Time is precious, particularly around the High Holidays, when you’re balancing cooking up a storm, spending time with loved ones and going to synagogue. Having a dessert recipe (or two! Or three!) up your sleeve that’s quick to whip up will save your sanity and your time. Here are 19 to choose from, from one-bowl cakes to apple pies on a stick, and beyond:
Cakes
Sunken Plum Cake
Cure your apple fatigue with this seasonal, understated, subtly spiced cake (or sub plums for apples, which work just as well).
Classic Honey Cake (with a couple of twists)
Amp up this traditional Rosh Hashanah dessert with a sprinkle of symbolic scarlet pomegranate seeds or an extra drizzle of warm honey and scattering of toasty almonds.
Salted Honey Apple Upside-Down Cake
A tender, rich and, dare we say it, quite sexy cake to kick off the new year.
Andrew Zimmern’s Favorite Apple Cake
If this fruit-forward apple crumb cake is good enough for a four times James Beard award-winning chef, it’s good enough for us.
Israeli Honey-Sesame Cake
Sesame seeds are eaten on Rosh Hashanah for increased abundance, as their size makes them too numerous to count. Symbolism aside, this classic flavor combination shines in this delicious cake.
One-Bowl Applesauce Cake with Cream Cheese and Honey Frosting
Dense in a good way, sweet in a good way — simply, a very good cake.
Poppy Seed and Apple Cake
While poppy seeds are typically enjoyed on Purim, when mixed with applesauce and fresh apples, they make for a delicious Rosh Hashanah cake (best enjoyed with a cup of tea).
One-Bowl Apple Sharlotka
Our readers are, quite frankly, obsessed with this recipe — and for good reason. It’s easy, requires only a handful of ingredients and feeds a crowd.

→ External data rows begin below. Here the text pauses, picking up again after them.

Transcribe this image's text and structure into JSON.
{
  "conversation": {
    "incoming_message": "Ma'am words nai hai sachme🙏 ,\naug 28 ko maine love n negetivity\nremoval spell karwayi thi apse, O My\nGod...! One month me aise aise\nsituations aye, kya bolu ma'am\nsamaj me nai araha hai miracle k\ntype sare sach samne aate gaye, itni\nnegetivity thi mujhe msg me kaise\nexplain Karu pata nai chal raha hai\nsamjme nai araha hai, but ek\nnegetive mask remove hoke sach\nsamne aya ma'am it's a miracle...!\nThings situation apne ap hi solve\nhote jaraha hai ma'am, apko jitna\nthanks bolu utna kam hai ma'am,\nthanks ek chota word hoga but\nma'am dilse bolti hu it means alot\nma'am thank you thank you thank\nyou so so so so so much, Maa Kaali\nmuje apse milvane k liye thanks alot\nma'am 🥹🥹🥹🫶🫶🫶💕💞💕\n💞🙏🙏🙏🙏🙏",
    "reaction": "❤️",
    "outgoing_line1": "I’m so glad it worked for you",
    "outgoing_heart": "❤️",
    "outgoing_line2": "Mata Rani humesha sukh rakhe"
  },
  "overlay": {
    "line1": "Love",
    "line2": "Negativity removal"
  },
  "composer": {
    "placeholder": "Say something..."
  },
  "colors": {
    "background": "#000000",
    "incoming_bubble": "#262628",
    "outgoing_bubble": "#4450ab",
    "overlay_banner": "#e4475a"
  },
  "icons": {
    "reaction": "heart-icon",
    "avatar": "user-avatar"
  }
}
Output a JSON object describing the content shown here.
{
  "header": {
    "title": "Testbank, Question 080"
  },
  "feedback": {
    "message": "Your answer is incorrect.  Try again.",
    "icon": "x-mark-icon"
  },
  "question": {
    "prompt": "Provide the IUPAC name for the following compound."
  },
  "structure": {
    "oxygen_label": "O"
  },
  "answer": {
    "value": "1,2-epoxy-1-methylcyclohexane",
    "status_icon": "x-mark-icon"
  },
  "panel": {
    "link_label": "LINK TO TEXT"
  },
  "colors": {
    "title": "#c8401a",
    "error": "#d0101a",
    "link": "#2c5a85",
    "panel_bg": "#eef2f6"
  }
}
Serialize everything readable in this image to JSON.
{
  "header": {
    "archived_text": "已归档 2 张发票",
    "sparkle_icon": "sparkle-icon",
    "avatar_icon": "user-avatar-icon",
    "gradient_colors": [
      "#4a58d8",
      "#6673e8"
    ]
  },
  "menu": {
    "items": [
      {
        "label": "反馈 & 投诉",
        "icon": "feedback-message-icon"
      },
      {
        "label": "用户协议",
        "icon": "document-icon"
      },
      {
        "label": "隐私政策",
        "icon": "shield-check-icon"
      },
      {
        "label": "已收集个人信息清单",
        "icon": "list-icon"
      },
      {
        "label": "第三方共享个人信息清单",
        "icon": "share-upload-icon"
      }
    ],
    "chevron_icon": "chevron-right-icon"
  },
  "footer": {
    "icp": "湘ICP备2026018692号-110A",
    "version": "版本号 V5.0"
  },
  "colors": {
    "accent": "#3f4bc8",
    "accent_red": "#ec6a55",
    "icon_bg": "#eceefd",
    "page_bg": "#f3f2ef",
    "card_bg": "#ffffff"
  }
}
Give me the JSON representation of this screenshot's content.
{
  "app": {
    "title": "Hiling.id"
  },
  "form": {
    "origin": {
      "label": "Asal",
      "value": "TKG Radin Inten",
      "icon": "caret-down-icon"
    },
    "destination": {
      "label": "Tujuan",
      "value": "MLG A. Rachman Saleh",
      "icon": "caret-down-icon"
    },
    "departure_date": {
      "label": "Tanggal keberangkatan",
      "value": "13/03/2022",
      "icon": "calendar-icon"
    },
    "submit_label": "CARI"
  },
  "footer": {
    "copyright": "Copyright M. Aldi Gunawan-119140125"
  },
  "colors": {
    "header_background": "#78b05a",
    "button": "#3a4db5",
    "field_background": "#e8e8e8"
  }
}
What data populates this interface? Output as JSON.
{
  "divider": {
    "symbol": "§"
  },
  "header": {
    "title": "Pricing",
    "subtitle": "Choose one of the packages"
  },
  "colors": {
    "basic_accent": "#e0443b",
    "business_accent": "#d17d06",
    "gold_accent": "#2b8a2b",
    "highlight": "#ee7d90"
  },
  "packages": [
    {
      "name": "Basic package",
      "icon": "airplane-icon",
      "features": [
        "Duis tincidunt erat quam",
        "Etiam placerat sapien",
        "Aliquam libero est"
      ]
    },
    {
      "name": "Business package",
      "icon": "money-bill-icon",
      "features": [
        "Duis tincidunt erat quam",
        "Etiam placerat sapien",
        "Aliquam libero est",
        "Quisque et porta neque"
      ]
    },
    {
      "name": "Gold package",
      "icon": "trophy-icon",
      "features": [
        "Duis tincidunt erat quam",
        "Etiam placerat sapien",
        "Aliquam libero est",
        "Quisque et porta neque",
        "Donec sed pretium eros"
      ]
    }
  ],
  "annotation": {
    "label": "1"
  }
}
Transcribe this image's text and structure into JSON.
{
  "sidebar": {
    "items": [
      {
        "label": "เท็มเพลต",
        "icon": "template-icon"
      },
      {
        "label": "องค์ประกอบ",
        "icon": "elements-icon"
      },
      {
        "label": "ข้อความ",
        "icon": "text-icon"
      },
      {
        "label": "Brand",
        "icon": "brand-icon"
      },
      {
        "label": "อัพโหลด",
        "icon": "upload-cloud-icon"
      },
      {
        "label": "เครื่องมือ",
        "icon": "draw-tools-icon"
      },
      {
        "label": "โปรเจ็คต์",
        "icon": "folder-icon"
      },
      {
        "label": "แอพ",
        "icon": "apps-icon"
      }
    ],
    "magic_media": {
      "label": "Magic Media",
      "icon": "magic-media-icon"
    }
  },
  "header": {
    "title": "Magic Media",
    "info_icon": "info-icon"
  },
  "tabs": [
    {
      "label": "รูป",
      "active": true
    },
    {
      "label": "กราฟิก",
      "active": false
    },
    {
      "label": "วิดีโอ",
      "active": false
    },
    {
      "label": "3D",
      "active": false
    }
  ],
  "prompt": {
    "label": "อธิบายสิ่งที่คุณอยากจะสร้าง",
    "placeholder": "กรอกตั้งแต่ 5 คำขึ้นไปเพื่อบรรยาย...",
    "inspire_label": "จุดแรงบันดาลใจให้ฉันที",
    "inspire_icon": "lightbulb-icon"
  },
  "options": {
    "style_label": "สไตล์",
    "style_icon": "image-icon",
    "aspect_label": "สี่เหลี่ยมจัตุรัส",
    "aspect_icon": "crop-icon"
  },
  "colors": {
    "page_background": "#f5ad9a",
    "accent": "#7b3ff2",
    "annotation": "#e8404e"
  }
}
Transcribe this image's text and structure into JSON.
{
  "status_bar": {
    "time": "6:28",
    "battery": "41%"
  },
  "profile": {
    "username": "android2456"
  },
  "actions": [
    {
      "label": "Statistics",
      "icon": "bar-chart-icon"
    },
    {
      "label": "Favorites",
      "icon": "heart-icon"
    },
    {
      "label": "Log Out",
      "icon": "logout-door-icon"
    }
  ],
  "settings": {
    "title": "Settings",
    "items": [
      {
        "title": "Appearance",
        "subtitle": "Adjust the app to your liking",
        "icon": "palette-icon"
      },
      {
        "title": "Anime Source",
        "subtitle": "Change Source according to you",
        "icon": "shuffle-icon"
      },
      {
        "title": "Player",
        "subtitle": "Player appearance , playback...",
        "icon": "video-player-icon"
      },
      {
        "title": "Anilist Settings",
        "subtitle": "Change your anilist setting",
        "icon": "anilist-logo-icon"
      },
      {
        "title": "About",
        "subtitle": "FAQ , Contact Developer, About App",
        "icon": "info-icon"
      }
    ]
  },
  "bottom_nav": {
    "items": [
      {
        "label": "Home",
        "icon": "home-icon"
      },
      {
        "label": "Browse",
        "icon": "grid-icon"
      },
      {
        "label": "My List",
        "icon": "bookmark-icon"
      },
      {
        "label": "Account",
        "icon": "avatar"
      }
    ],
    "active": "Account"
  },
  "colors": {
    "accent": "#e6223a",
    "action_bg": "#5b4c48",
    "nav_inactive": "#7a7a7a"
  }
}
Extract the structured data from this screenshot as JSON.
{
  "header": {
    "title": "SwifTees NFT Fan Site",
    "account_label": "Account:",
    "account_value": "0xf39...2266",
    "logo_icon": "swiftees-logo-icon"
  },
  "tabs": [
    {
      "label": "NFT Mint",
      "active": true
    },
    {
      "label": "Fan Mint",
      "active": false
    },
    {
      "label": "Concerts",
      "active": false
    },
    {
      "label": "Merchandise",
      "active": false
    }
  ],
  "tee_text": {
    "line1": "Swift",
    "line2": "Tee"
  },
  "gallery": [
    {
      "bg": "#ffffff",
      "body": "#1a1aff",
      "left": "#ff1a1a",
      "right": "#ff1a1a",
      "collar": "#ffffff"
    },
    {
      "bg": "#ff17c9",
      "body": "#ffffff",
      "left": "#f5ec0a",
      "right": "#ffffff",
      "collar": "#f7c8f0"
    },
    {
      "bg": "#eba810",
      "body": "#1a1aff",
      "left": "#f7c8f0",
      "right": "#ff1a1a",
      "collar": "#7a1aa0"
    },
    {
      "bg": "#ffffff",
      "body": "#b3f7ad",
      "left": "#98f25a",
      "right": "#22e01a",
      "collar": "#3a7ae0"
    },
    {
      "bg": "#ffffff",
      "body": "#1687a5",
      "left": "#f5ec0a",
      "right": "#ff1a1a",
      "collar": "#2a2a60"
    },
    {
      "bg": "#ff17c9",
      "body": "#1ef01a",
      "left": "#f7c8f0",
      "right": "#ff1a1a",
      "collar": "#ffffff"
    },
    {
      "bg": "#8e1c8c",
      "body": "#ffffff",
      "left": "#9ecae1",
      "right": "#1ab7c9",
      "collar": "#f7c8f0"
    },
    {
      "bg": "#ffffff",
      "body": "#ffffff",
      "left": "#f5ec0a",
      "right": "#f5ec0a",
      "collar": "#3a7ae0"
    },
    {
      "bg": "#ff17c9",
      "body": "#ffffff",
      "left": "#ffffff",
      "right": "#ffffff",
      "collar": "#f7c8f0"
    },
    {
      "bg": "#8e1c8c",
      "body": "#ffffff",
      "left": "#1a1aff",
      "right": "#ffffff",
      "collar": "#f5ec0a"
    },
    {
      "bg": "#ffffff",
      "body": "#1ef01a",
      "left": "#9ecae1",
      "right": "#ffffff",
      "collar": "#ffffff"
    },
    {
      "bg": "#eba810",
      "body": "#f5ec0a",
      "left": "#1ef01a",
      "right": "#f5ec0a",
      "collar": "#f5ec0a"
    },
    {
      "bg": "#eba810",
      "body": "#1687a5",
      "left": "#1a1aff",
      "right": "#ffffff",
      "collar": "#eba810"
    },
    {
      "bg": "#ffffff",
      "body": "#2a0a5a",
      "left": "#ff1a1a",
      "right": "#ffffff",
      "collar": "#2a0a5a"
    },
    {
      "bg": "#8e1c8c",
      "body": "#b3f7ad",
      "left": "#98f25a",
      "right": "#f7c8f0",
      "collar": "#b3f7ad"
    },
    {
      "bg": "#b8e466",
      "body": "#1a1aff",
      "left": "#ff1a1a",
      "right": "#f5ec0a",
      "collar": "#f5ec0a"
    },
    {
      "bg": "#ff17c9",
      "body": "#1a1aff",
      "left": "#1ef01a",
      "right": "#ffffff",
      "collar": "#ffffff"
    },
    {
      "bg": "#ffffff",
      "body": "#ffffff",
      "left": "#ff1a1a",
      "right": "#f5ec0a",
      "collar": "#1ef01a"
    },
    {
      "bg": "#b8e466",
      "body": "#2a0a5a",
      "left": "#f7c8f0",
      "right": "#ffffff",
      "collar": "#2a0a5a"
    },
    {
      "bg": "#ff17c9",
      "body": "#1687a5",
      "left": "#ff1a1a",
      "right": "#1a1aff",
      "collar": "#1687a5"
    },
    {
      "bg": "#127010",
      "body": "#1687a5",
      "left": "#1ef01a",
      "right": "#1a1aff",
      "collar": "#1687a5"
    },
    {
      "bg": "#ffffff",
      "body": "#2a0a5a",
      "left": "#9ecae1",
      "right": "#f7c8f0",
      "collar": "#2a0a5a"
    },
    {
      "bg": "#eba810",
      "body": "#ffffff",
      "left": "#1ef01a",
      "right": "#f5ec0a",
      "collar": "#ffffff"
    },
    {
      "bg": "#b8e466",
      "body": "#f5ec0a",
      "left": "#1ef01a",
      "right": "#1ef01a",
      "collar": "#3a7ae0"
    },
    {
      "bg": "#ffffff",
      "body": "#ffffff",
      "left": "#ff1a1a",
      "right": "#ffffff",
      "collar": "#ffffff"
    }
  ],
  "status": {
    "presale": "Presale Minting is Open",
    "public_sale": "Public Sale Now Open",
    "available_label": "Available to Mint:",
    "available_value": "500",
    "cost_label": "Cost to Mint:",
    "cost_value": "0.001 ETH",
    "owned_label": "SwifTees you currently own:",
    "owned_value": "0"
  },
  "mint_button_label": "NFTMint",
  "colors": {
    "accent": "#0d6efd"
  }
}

Cookies, Pies and Everything Else
Apple Pie Cookies
Adorable bite-sized cookies with a flaky base and streusel topping. Accompanying teeny-tiny scoops of vanilla ice cream optional, but encouraged.
Apple and Honey Ruffle Milk Pie
Store-bought phyllo pastry is the backbone of this easy-yet-impressive Greek-inspired crinkle cake flavored with tart apples and floral honey.
Tayglach
These nostalgic Ashkenazi dough balls soaked in honey syrup are too delicious to be consigned to history.
Apple Tahini Crumble
An easy, crowd-pleasing dessert that’s quick to throw together to take the pressure off this High Holiday season.
Sticky Toffee Pudding
Make Rosh Hashanah even sweeter with this beloved British pud. Not only is STP infinitely more delicious than honey cake, one of its main ingredients, dates, is traditionally eaten on the holiday.
Mini Almond and Grape Crostatas
“Apples and honey are certainly not the only ways to ensure a sweet new year,” writes Jennifer Stempel. “Cuban families, like mine, have long practiced the tradition of eating grapes for good luck. At the stroke of midnight on New Year’s Eve, we enjoy 12 grapes.”
Vegan Apple Turnovers
Flaky (store-bought) pastry, spiced apple filling and a sweet glaze are all we really want in any dessert, at the end of the day.